Loving You Is Risky: One Bank’s ‘Risk-Love’ Indicator ‘Collapses’ Into ‘Panic’ Territory

When it comes to Asian and emerging market equities, there’s no shortage of pessimism.

For instance, foreign money is fleeing Asia EMs at the third fastest pace in 16 years:


The recent exodus wiped out 14 months of prior inflows, Goldman wrote last week.

When it comes to emerging markets more generally, Q2 was the worst quarter since 2015 (when Chinese equities were crashing and the PBoC was busy trying to control the pace of the yuan devaluation by liquidating U.S. debt holdings).

Wall Street’s biggest banks are a bit divided when it comes to whether EM’s recent trials and tribulations are a buying opportunity or a knife-catching “opportunity”, but you’d be forgiven for casting a wary eye at bullish sentiment. After all, the headwind from a stronger dollar and a hawkish Fed isn’t abating and Monday’s news out of Turkey offered a stark reminder that idiosyncratic, country-specific risk is always lurking in the background somewhere.

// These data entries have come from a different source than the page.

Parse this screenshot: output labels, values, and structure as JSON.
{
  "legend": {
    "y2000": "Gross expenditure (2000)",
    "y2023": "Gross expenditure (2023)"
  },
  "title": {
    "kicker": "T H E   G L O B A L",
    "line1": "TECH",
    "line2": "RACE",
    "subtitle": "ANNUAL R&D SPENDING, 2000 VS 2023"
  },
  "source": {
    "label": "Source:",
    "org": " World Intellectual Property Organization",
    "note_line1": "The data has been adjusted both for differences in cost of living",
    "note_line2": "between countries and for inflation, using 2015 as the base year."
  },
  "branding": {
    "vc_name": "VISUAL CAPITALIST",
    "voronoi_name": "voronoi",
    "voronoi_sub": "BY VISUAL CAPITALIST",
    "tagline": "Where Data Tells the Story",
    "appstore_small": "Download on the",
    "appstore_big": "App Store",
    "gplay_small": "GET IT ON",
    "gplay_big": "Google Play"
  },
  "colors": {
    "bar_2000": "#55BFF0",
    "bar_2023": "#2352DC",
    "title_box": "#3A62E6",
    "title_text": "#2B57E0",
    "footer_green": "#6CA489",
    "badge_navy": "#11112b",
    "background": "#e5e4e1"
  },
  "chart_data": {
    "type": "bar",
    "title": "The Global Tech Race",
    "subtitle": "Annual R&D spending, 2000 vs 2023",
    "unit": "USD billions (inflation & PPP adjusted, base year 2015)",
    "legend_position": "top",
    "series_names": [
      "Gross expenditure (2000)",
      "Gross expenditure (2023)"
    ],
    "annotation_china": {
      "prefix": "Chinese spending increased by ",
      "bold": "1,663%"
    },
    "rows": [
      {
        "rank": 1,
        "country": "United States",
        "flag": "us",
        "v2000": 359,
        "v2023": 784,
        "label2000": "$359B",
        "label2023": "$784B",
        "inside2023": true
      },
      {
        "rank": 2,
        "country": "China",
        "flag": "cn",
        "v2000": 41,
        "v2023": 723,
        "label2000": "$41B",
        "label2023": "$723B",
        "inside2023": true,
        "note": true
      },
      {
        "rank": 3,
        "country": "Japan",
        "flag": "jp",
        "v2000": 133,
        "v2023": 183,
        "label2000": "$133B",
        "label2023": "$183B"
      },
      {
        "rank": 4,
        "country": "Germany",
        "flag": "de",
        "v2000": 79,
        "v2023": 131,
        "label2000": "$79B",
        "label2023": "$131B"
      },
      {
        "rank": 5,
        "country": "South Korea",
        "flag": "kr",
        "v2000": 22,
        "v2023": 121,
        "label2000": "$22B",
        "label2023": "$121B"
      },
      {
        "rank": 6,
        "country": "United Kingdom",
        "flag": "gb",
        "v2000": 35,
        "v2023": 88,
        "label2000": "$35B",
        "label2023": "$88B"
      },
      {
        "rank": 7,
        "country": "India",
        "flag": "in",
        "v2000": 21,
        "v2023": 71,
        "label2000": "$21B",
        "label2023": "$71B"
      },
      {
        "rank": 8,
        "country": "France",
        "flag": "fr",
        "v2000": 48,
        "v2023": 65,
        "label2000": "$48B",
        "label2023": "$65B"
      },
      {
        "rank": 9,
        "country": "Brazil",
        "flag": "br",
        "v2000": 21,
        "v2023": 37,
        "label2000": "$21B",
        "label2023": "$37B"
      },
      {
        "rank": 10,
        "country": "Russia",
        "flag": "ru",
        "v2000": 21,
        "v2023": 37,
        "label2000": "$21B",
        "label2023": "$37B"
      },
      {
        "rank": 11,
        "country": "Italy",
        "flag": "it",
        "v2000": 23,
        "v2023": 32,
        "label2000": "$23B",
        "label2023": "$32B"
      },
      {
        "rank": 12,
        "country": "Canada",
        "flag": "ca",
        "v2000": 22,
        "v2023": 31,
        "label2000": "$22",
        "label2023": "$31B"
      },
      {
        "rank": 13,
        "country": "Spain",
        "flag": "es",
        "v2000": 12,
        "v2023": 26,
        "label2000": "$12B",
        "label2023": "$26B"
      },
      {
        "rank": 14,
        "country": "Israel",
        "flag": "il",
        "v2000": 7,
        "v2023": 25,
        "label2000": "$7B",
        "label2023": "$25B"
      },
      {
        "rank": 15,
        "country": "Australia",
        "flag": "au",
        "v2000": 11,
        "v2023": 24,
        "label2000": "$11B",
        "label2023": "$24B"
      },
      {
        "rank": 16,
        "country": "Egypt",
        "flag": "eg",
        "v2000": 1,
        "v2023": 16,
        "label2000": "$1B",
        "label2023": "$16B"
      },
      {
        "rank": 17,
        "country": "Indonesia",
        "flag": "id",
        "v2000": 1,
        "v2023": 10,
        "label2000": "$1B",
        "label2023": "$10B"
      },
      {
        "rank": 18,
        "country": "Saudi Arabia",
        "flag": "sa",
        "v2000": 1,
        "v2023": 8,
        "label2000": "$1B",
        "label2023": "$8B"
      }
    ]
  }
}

In an interview with Goldman published this week, Mohamed El-Erian offered the following assessment when asked by the bank’s Allison Nathan if he was “pessimistic” about the prospects for EM:

I wouldn’t label myself as a pessimist but rather as someone who respects market technicals. The key for EM investors as a whole is less the fundamental picture, and more the fact that the technical cycle has turned against them. These cycles are a classic EM phenomenon, and my gut feeling is we’re probably only halfway through this one.

With that as the backdrop, it’s worth noting that BofAML’s Risk-Love equity sentiment indicators for Asia and emerging markets have collapsed into what the bank described on Wednesday as “the lowest tenth decile of 23+ year history, a complete reversal of the bullishness we saw in mid-January.”

Have a look at this:


BofAML offers the following accompanying color:

The set up was poor, in hindsight, in mid-January. Equity Risk-love was in Euphoria, globally, in Asia and in Emerging markets. The view on the Dollar was quite evidently pessimistic. Markets did what they needed to in order to make this skewed consensus wrong. The Dollar rallied sharply (5.3%), Asia ex-Japan equities are down 13.6% from the January peak, EM equities by 15.5%. Chinese monetary policy tightened appreciably, the US Fed Balance sheet contraction hurt EM currencies, and trade war chatter didn’t help.

Now I’ll ask you folks again: who wants to catch a falling knife?